For almost fifteen years, I have been fascinated by a giant pink bunny. Resting atop a hill in the Italian Alps since 2005, Rabbit, in its original state, at least, exuded the innocence of a child’s favorite worn plushy, with its wayward limbs and its one-eyed, wide-eyed stare. Nearly the entirety of the 200-feet long, 20-feet tall, hay-filled sculpture was covered in cotton-candy pink wool. This bunny had a dark side, however. A closer look revealed its entrails were pouring from its side and, appearing to have been dropped from the sky onto the hillside, you realized Rabbit was a study of decay, as much as it was of adorableness.
“It’s rotting away and the intestines are running out of its side, but it’s really sweet,” Ali Janka, one of Rabbit’s artists, told The New York Times in 2005. “It has a warmth and a gravity. It’s nice to lie on it.”
Meant to last 20 years, today, Rabbit still resides on the Italian hillside near Artesina, but it is now a shadow of itself, appearing in GPS to be a diminished mound of hay, perhaps wool, and assuredly grass, plants, and wildlife that the years past have incorporated into the sculpture.

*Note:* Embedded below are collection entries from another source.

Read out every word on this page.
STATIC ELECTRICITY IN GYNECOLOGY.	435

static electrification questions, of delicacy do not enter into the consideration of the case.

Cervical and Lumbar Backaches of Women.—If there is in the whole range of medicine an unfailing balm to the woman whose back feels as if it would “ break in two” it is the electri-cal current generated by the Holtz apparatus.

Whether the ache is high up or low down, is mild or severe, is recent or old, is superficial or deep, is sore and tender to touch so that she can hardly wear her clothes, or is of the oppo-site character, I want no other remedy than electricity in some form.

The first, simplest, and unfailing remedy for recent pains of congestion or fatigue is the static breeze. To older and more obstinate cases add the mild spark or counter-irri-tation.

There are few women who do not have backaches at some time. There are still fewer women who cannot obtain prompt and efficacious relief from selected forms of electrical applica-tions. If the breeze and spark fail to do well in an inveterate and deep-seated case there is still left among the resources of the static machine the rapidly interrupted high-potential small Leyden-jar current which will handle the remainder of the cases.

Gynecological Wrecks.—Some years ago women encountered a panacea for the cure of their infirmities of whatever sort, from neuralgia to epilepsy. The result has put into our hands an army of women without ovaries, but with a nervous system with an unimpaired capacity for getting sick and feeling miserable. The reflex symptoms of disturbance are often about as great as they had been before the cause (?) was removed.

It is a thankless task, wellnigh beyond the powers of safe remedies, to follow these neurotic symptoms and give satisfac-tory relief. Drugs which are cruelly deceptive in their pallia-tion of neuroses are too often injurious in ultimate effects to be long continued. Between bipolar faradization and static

Long after Rabbit ceded its materials to nature — the wool and hay may provide a fertilizer for soil and flora over time — nature itself has become the living embodiment of the sculpture.
For me, the giant pink bunny, created by the Viennese art collective Gelitin, is a fascinating study of creativity. Not just the idea of the sculpture itself, but the much more complicated process of making that vision a reality. How does one go from what was perhaps an initially fleeting idea to a 200-foot behemoth that can be hiked to, climbed upon, and even dreamt upon, inspiring visitors to come up with their own whimsical ideas? How does one find the courage to not just create art, which takes courage enough, but to create such a large-scale artwork that community participation is relied upon? Does it stand to reason that the bigger the scale of the artwork, and the bigger the impact on the community, the greater the risk that is undertaken by the artist, if their work is not deemed a success?
In the case of Rabbit, the community interaction with the finished sculpture, not to mention their help creating the sculpture, is part of its magic. Reportedly, anywhere from fifty women to “hundreds of grannies” knit the bunny’s pink exterior over the course of five years, and after the sculpture was complete, one could apparently see the occasional villager carrying a small knitting kit to repair the wool of the ill-fated bunny. Despite Rabbit’s inevitable demise, there is a lightheartedness and an immediacy to the piece born on its interplay with the senses — its inviting plushness, its scenic view, its climbable terrain, its intertwining with plants and animal burrows.
However, that lightheartedness belies the years of work and planning that went into the artwork. It took months for the team to find an ideal location, and of course years to complete the sculpture. Henri Matisse famously said, “The artist begins with a vision — a creative operation requiring effort. Creativity takes courage.” So, how does one find courage? How does one amplify the low whisperings of an idea and invite the world to listen? That is what I hope to explore on Susurrus: The roots of creativity and the process of making visions a shared reality.
For the art collective Gelitin, I imagine their courage is drawn from different sources, including their number. Gelitin began as a collective of four friends who met in summer camp in 1978; they’ve worked together for years. Validation and support from one’s colleagues, peers, or tribe breed confidence.
So, too, does experience. Gelitin’s work is routinely provocative, pushing the boundaries of public discourse. Their 2009 exhibit Klunk Garden featured naked bums and limbs — rocks — protruding above a sweep of smooth pebbles in a Japanese Zen Ryōan-ji garden. Per the exhibit catalog: “After watching the garden for a long time, one could see rocks disappearing and being replaced by slightly different rocks and rocks of slightly different gender. The rocks could feel the glances of the audience, depending on which part of it was exposed to the visitors’ sight.” Clearly not lacking in courage, I suspect the Gelitin collective would be puzzled by my wonder of it.
In journalist Sarah Thornton’s book 33 Artists in 3 Acts, which I first read about on the inimitable site Brain Pickings, the photographer Laurie Simmons says, “When you are younger, you think about eradicating self-doubt… But, as you age, you understand that it is part of the rhythm of being an artist. As I get older, I have developed my ability to examine self-doubt in private, to play around with it, rather than push it away.”
Perhaps courage isn’t as salient a question as is understanding one’s rhythm as an artist. How does one move through the familiar touchstones of creativity, beginning with the thrill of an idea, on to exploration, self-doubt, analysis, and ultimately doing the work to discover what may, or may not be, a path worth taking?
Gelitin, whether self-aware of its own courage or not, does the work. The collective navigates its way through projects that might exist, as one reviewer conjectures, “just because.” In their artistic process for Rabbit, whimsy, fun, and the very question of its existence are not divorced from the work, they seem to form the cog around which creation turns. And that inspires me to be a bit more brave.